I admit to the cynicism of that, by the way.
Your wife would certainly take great umbrage over it, but if I was counseling the two of you, I would challenge her to prove that it is not the truth.
More often than not, responsibility for marital problems is shared fifty-fifty, but this is an exception. A stepparent who walked unknowingly into a pre-existing situation of this nature should not be held accountable for solving the problem.
He or she can certainly make matters worse (e.g. getting angry at the child), but the heavy lifting must be done by the codependent parent.
The good news is that your wife has in the past demonstrated some willingness to come to grips with the nature of her relationship with her son.

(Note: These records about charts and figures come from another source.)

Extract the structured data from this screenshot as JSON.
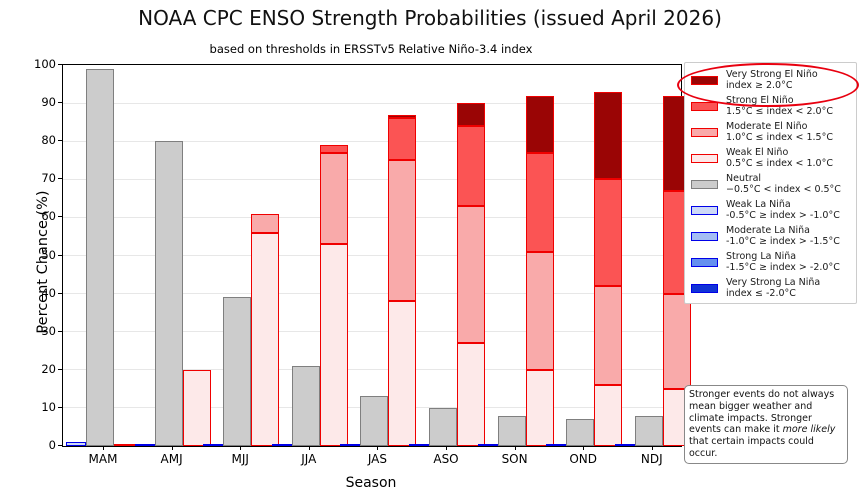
{
  "title": "NOAA CPC ENSO Strength Probabilities (issued April 2026)",
  "subtitle": "based on thresholds in ERSSTv5 Relative Niño-3.4 index",
  "note": {
    "part1": "Stronger events do not always mean bigger weather and climate impacts. Stronger events can make it ",
    "italic_phrase": "more likely",
    "part2": " that certain impacts could occur."
  },
  "chart_data": {
    "type": "bar",
    "variant": "grouped-stacked",
    "title": "NOAA CPC ENSO Strength Probabilities (issued April 2026)",
    "subtitle": "based on thresholds in ERSSTv5 Relative Niño-3.4 index",
    "xlabel": "Season",
    "ylabel": "Percent Chance (%)",
    "ylim": [
      0,
      100
    ],
    "yticks": [
      0,
      10,
      20,
      30,
      40,
      50,
      60,
      70,
      80,
      90,
      100
    ],
    "grid": "horizontal",
    "legend_position": "upper right, outside plot",
    "categories": [
      "MAM",
      "AMJ",
      "MJJ",
      "JJA",
      "JAS",
      "ASO",
      "SON",
      "OND",
      "NDJ"
    ],
    "groups": [
      {
        "name": "la-nina-bar",
        "edge_color": "#0000e8",
        "series": [
          {
            "name": "Weak La Niña",
            "fill": "#cdd9f7",
            "values": [
              1,
              0,
              0,
              0,
              0,
              0,
              0,
              0,
              0
            ]
          },
          {
            "name": "Moderate La Niña",
            "fill": "#a4bdf4",
            "values": [
              0,
              0,
              0,
              0,
              0,
              0,
              0,
              0,
              0
            ]
          },
          {
            "name": "Strong La Niña",
            "fill": "#6590ef",
            "values": [
              0,
              0,
              0,
              0,
              0,
              0,
              0,
              0,
              0
            ]
          },
          {
            "name": "Very Strong La Niña",
            "fill": "#1133d6",
            "values": [
              0,
              0,
              0,
              0,
              0,
              0,
              0,
              0,
              0
            ]
          }
        ]
      },
      {
        "name": "neutral-bar",
        "edge_color": "#7f7f7f",
        "series": [
          {
            "name": "Neutral",
            "fill": "#cccccc",
            "values": [
              99,
              80,
              39,
              21,
              13,
              10,
              8,
              7,
              8
            ]
          }
        ]
      },
      {
        "name": "el-nino-bar",
        "edge_color": "#f00000",
        "series": [
          {
            "name": "Weak El Niño",
            "fill": "#fde9e9",
            "values": [
              0,
              20,
              56,
              53,
              38,
              27,
              20,
              16,
              15
            ]
          },
          {
            "name": "Moderate El Niño",
            "fill": "#f9aaaa",
            "values": [
              0,
              0,
              5,
              24,
              37,
              36,
              31,
              26,
              25
            ]
          },
          {
            "name": "Strong El Niño",
            "fill": "#fb5454",
            "values": [
              0,
              0,
              0,
              2,
              11,
              21,
              26,
              28,
              27
            ]
          },
          {
            "name": "Very Strong El Niño",
            "fill": "#9a0505",
            "values": [
              0,
              0,
              0,
              0,
              1,
              6,
              15,
              23,
              25
            ]
          }
        ]
      }
    ],
    "legend": [
      {
        "label": "Very Strong El Niño",
        "range": "index ≥ 2.0°C",
        "fill": "#9a0505",
        "edge": "#f00000",
        "circled": true
      },
      {
        "label": "Strong El Niño",
        "range": "1.5°C ≤ index < 2.0°C",
        "fill": "#fb5454",
        "edge": "#f00000",
        "circled": false
      },
      {
        "label": "Moderate El Niño",
        "range": "1.0°C ≤ index < 1.5°C",
        "fill": "#f9aaaa",
        "edge": "#f00000",
        "circled": false
      },
      {
        "label": "Weak El Niño",
        "range": "0.5°C ≤ index < 1.0°C",
        "fill": "#fde9e9",
        "edge": "#f00000",
        "circled": false
      },
      {
        "label": "Neutral",
        "range": "−0.5°C < index < 0.5°C",
        "fill": "#cccccc",
        "edge": "#7f7f7f",
        "circled": false
      },
      {
        "label": "Weak La Niña",
        "range": "-0.5°C ≥ index > -1.0°C",
        "fill": "#cdd9f7",
        "edge": "#0000e8",
        "circled": false
      },
      {
        "label": "Moderate La Niña",
        "range": "-1.0°C ≥ index > -1.5°C",
        "fill": "#a4bdf4",
        "edge": "#0000e8",
        "circled": false
      },
      {
        "label": "Strong La Niña",
        "range": "-1.5°C ≥ index > -2.0°C",
        "fill": "#6590ef",
        "edge": "#0000e8",
        "circled": false
      },
      {
        "label": "Very Strong La Niña",
        "range": "index ≤ -2.0°C",
        "fill": "#1133d6",
        "edge": "#0000e8",
        "circled": false
      }
    ],
    "annotation": {
      "shape": "ellipse",
      "color": "#e8000f",
      "target": "legend entry: Very Strong El Niño"
    },
    "note_text": "Stronger events do not always mean bigger weather and climate impacts. Stronger events can make it more likely that certain impacts could occur."
  }
}
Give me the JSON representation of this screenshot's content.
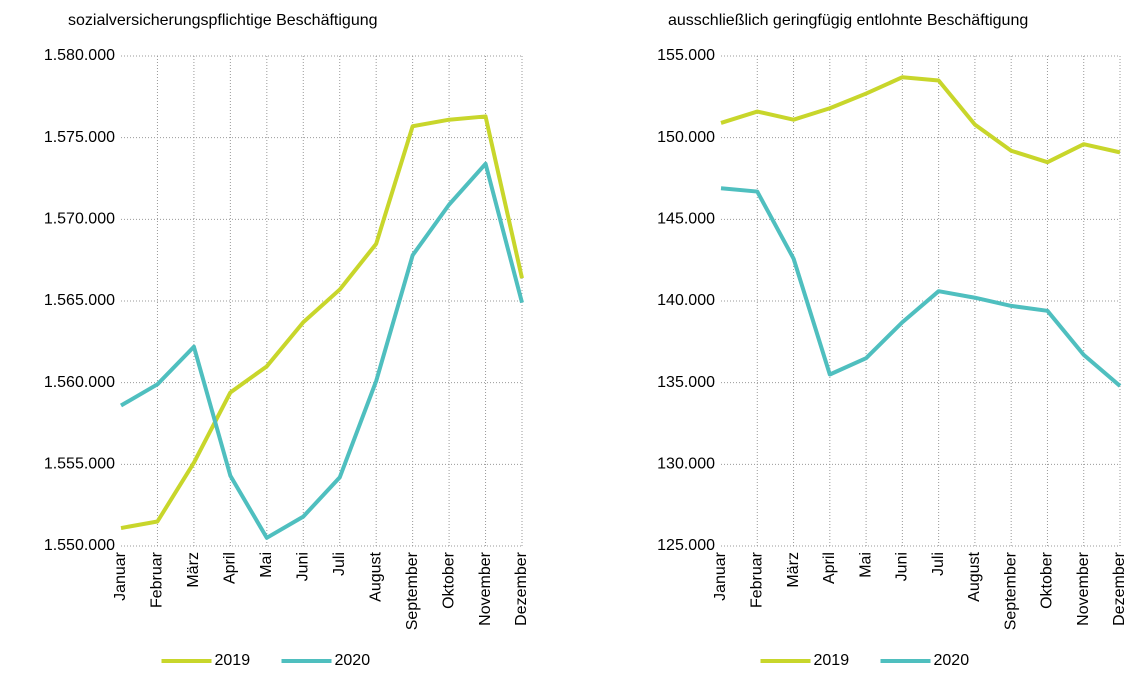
{
  "chart_data": [
    {
      "type": "line",
      "title": "sozialversicherungspflichtige Beschäftigung",
      "categories": [
        "Januar",
        "Februar",
        "März",
        "April",
        "Mai",
        "Juni",
        "Juli",
        "August",
        "September",
        "Oktober",
        "November",
        "Dezember"
      ],
      "series": [
        {
          "name": "2019",
          "color": "#c8d62b",
          "values": [
            1551100,
            1551500,
            1555100,
            1559400,
            1561000,
            1563700,
            1565700,
            1568500,
            1575700,
            1576100,
            1576300,
            1566400
          ]
        },
        {
          "name": "2020",
          "color": "#4fbfbf",
          "values": [
            1558600,
            1559900,
            1562200,
            1554300,
            1550500,
            1551800,
            1554200,
            1560100,
            1567800,
            1570900,
            1573400,
            1564900
          ]
        }
      ],
      "ylim": [
        1550000,
        1580000
      ],
      "yticks": [
        {
          "value": 1550000,
          "label": "1.550.000"
        },
        {
          "value": 1555000,
          "label": "1.555.000"
        },
        {
          "value": 1560000,
          "label": "1.560.000"
        },
        {
          "value": 1565000,
          "label": "1.565.000"
        },
        {
          "value": 1570000,
          "label": "1.570.000"
        },
        {
          "value": 1575000,
          "label": "1.575.000"
        },
        {
          "value": 1580000,
          "label": "1.580.000"
        }
      ],
      "grid": true,
      "legend": "bottom"
    },
    {
      "type": "line",
      "title": "ausschließlich geringfügig entlohnte Beschäftigung",
      "categories": [
        "Januar",
        "Februar",
        "März",
        "April",
        "Mai",
        "Juni",
        "Juli",
        "August",
        "September",
        "Oktober",
        "November",
        "Dezember"
      ],
      "series": [
        {
          "name": "2019",
          "color": "#c8d62b",
          "values": [
            150900,
            151600,
            151100,
            151800,
            152700,
            153700,
            153500,
            150800,
            149200,
            148500,
            149600,
            149100
          ]
        },
        {
          "name": "2020",
          "color": "#4fbfbf",
          "values": [
            146900,
            146700,
            142600,
            135500,
            136500,
            138700,
            140600,
            140200,
            139700,
            139400,
            136700,
            134800
          ]
        }
      ],
      "ylim": [
        125000,
        155000
      ],
      "yticks": [
        {
          "value": 125000,
          "label": "125.000"
        },
        {
          "value": 130000,
          "label": "130.000"
        },
        {
          "value": 135000,
          "label": "135.000"
        },
        {
          "value": 140000,
          "label": "140.000"
        },
        {
          "value": 145000,
          "label": "145.000"
        },
        {
          "value": 150000,
          "label": "150.000"
        },
        {
          "value": 155000,
          "label": "155.000"
        }
      ],
      "grid": true,
      "legend": "bottom"
    }
  ]
}
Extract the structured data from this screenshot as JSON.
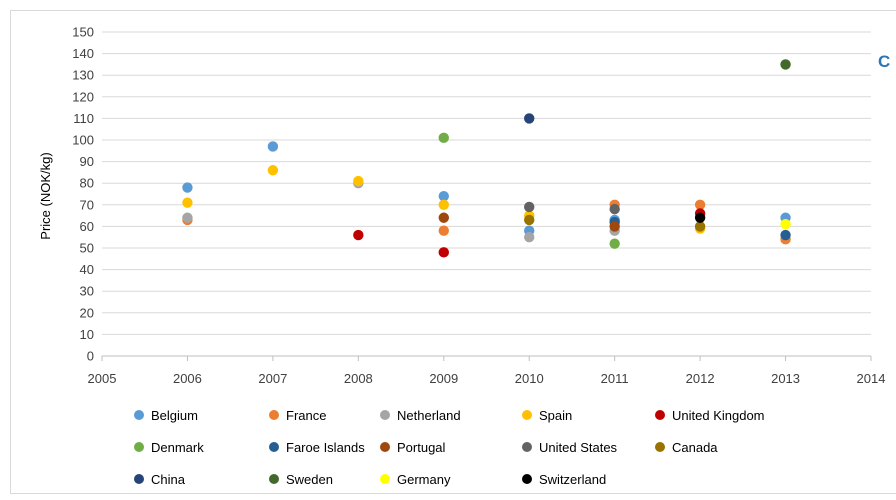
{
  "chart_data": {
    "type": "scatter",
    "title": "",
    "clipped_title_fragment": "C",
    "xlabel": "",
    "ylabel": "Price (NOK/kg)",
    "xlim": [
      2005,
      2014
    ],
    "ylim": [
      0,
      150
    ],
    "x_ticks": [
      "2005",
      "2006",
      "2007",
      "2008",
      "2009",
      "2010",
      "2011",
      "2012",
      "2013",
      "2014"
    ],
    "y_ticks": [
      "0",
      "10",
      "20",
      "30",
      "40",
      "50",
      "60",
      "70",
      "80",
      "90",
      "100",
      "110",
      "120",
      "130",
      "140",
      "150"
    ],
    "grid": "horizontal",
    "legend_position": "bottom",
    "series": [
      {
        "name": "Belgium",
        "color": "#5b9bd5",
        "points": [
          [
            2006,
            78
          ],
          [
            2007,
            97
          ],
          [
            2009,
            74
          ],
          [
            2010,
            58
          ],
          [
            2011,
            63
          ],
          [
            2013,
            64
          ]
        ]
      },
      {
        "name": "France",
        "color": "#ed7d31",
        "points": [
          [
            2006,
            63
          ],
          [
            2009,
            58
          ],
          [
            2011,
            70
          ],
          [
            2012,
            70
          ],
          [
            2013,
            54
          ]
        ]
      },
      {
        "name": "Netherland",
        "color": "#a5a5a5",
        "points": [
          [
            2006,
            64
          ],
          [
            2008,
            80
          ],
          [
            2010,
            55
          ],
          [
            2011,
            58
          ]
        ]
      },
      {
        "name": "Spain",
        "color": "#ffc000",
        "points": [
          [
            2006,
            71
          ],
          [
            2007,
            86
          ],
          [
            2008,
            81
          ],
          [
            2009,
            70
          ],
          [
            2010,
            65
          ],
          [
            2012,
            59
          ]
        ]
      },
      {
        "name": "United Kingdom",
        "color": "#c00000",
        "points": [
          [
            2008,
            56
          ],
          [
            2009,
            48
          ],
          [
            2012,
            66
          ]
        ]
      },
      {
        "name": "Denmark",
        "color": "#70ad47",
        "points": [
          [
            2009,
            101
          ],
          [
            2011,
            52
          ]
        ]
      },
      {
        "name": "Faroe Islands",
        "color": "#255e91",
        "points": [
          [
            2011,
            62
          ],
          [
            2013,
            56
          ]
        ]
      },
      {
        "name": "Portugal",
        "color": "#9e480e",
        "points": [
          [
            2009,
            64
          ],
          [
            2011,
            60
          ]
        ]
      },
      {
        "name": "United States",
        "color": "#636363",
        "points": [
          [
            2010,
            69
          ],
          [
            2011,
            68
          ]
        ]
      },
      {
        "name": "Canada",
        "color": "#997300",
        "points": [
          [
            2010,
            63
          ],
          [
            2012,
            60
          ]
        ]
      },
      {
        "name": "China",
        "color": "#264478",
        "points": [
          [
            2010,
            110
          ]
        ]
      },
      {
        "name": "Sweden",
        "color": "#43682b",
        "points": [
          [
            2013,
            135
          ]
        ]
      },
      {
        "name": "Germany",
        "color": "#ffff00",
        "points": [
          [
            2013,
            61
          ]
        ]
      },
      {
        "name": "Switzerland",
        "color": "#000000",
        "points": [
          [
            2012,
            64
          ]
        ]
      }
    ]
  }
}
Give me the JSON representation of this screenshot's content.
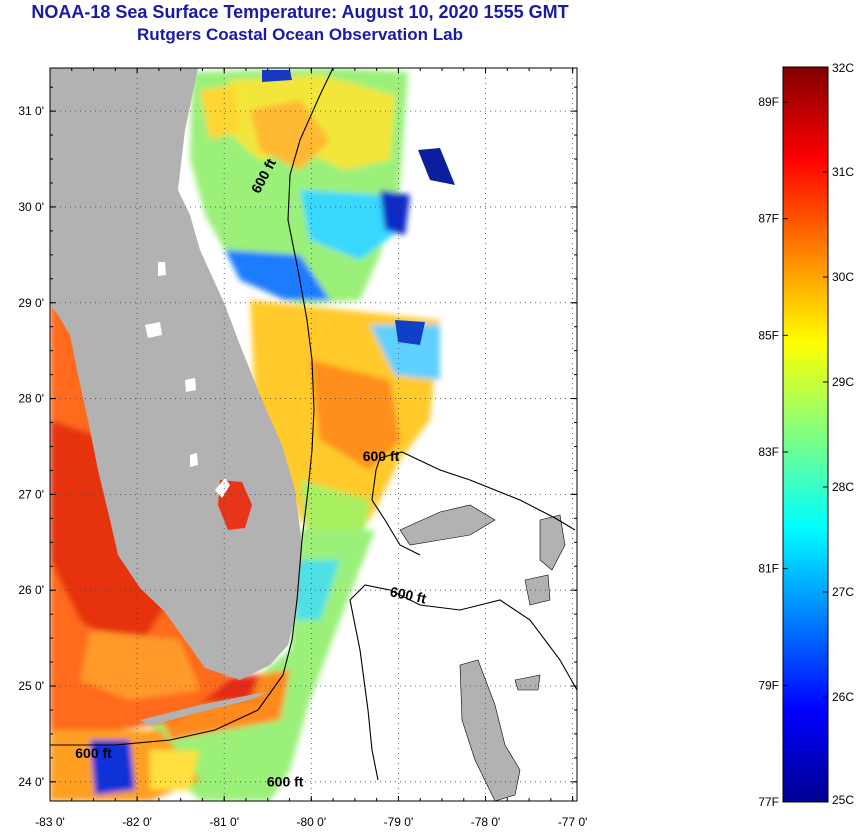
{
  "header": {
    "title": "NOAA-18 Sea Surface Temperature:  August 10, 2020 1555 GMT",
    "subtitle": "Rutgers Coastal Ocean Observation Lab"
  },
  "map": {
    "lon_range": [
      -83,
      -76.95
    ],
    "lat_range": [
      23.8,
      31.45
    ],
    "lon_ticks": [
      {
        "value": -83,
        "label": "-83 0'"
      },
      {
        "value": -82,
        "label": "-82 0'"
      },
      {
        "value": -81,
        "label": "-81 0'"
      },
      {
        "value": -80,
        "label": "-80 0'"
      },
      {
        "value": -79,
        "label": "-79 0'"
      },
      {
        "value": -78,
        "label": "-78 0'"
      },
      {
        "value": -77,
        "label": "-77 0'"
      }
    ],
    "lat_ticks": [
      {
        "value": 24,
        "label": "24 0'"
      },
      {
        "value": 25,
        "label": "25 0'"
      },
      {
        "value": 26,
        "label": "26 0'"
      },
      {
        "value": 27,
        "label": "27 0'"
      },
      {
        "value": 28,
        "label": "28 0'"
      },
      {
        "value": 29,
        "label": "29 0'"
      },
      {
        "value": 30,
        "label": "30 0'"
      },
      {
        "value": 31,
        "label": "31 0'"
      }
    ],
    "contour_labels": [
      {
        "text": "600 ft",
        "lon": -80.5,
        "lat": 30.3
      },
      {
        "text": "600 ft",
        "lon": -79.2,
        "lat": 27.35
      },
      {
        "text": "600 ft",
        "lon": -78.9,
        "lat": 25.9
      },
      {
        "text": "600 ft",
        "lon": -82.5,
        "lat": 24.25
      },
      {
        "text": "600 ft",
        "lon": -80.3,
        "lat": 23.95
      }
    ],
    "colors": {
      "land": "#b2b2b2",
      "ocean_nodata": "#ffffff"
    }
  },
  "colorbar": {
    "min_c": 25,
    "max_c": 32,
    "celsius_labels": [
      {
        "value": 32,
        "label": "32C"
      },
      {
        "value": 31,
        "label": "31C"
      },
      {
        "value": 30,
        "label": "30C"
      },
      {
        "value": 29,
        "label": "29C"
      },
      {
        "value": 28,
        "label": "28C"
      },
      {
        "value": 27,
        "label": "27C"
      },
      {
        "value": 26,
        "label": "26C"
      },
      {
        "value": 25,
        "label": "25C"
      }
    ],
    "fahrenheit_labels": [
      {
        "value": 89,
        "label": "89F"
      },
      {
        "value": 87,
        "label": "87F"
      },
      {
        "value": 85,
        "label": "85F"
      },
      {
        "value": 83,
        "label": "83F"
      },
      {
        "value": 81,
        "label": "81F"
      },
      {
        "value": 79,
        "label": "79F"
      },
      {
        "value": 77,
        "label": "77F"
      }
    ],
    "stops": [
      "#00008f",
      "#0000ff",
      "#0080ff",
      "#00ffff",
      "#80ff80",
      "#ffff00",
      "#ff8000",
      "#ff0000",
      "#800000"
    ]
  }
}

Since the prior round of counseling had a positive effect, it makes sense for the two of you to give that another try. Know, however, that this is one of the most intractable problems a counselor will ever encounter.
My question, therefore, to you:
Are you prepared to hang in there another ten years or so, in the hope that when said son goes off on his own, the “near-perfect” marriage you now have will realize its full potential?
That would certainly be my recommendation.
By the way, the problem of one or both spouses putting parenting in front of being husband or wife is not only the single biggest problem in step- and blended families; it is also the single biggest problem in first marriages where there are children.
Unfortunately, the child-centric family has become the norm.
That’s why so few husbands and wives these days are found on the same parenting page, or even in the same parenting book, or even in some cases in the same parenting library.
It may sound counter-intuitive, but agreement concerning parenting issues requires being married first, parents second.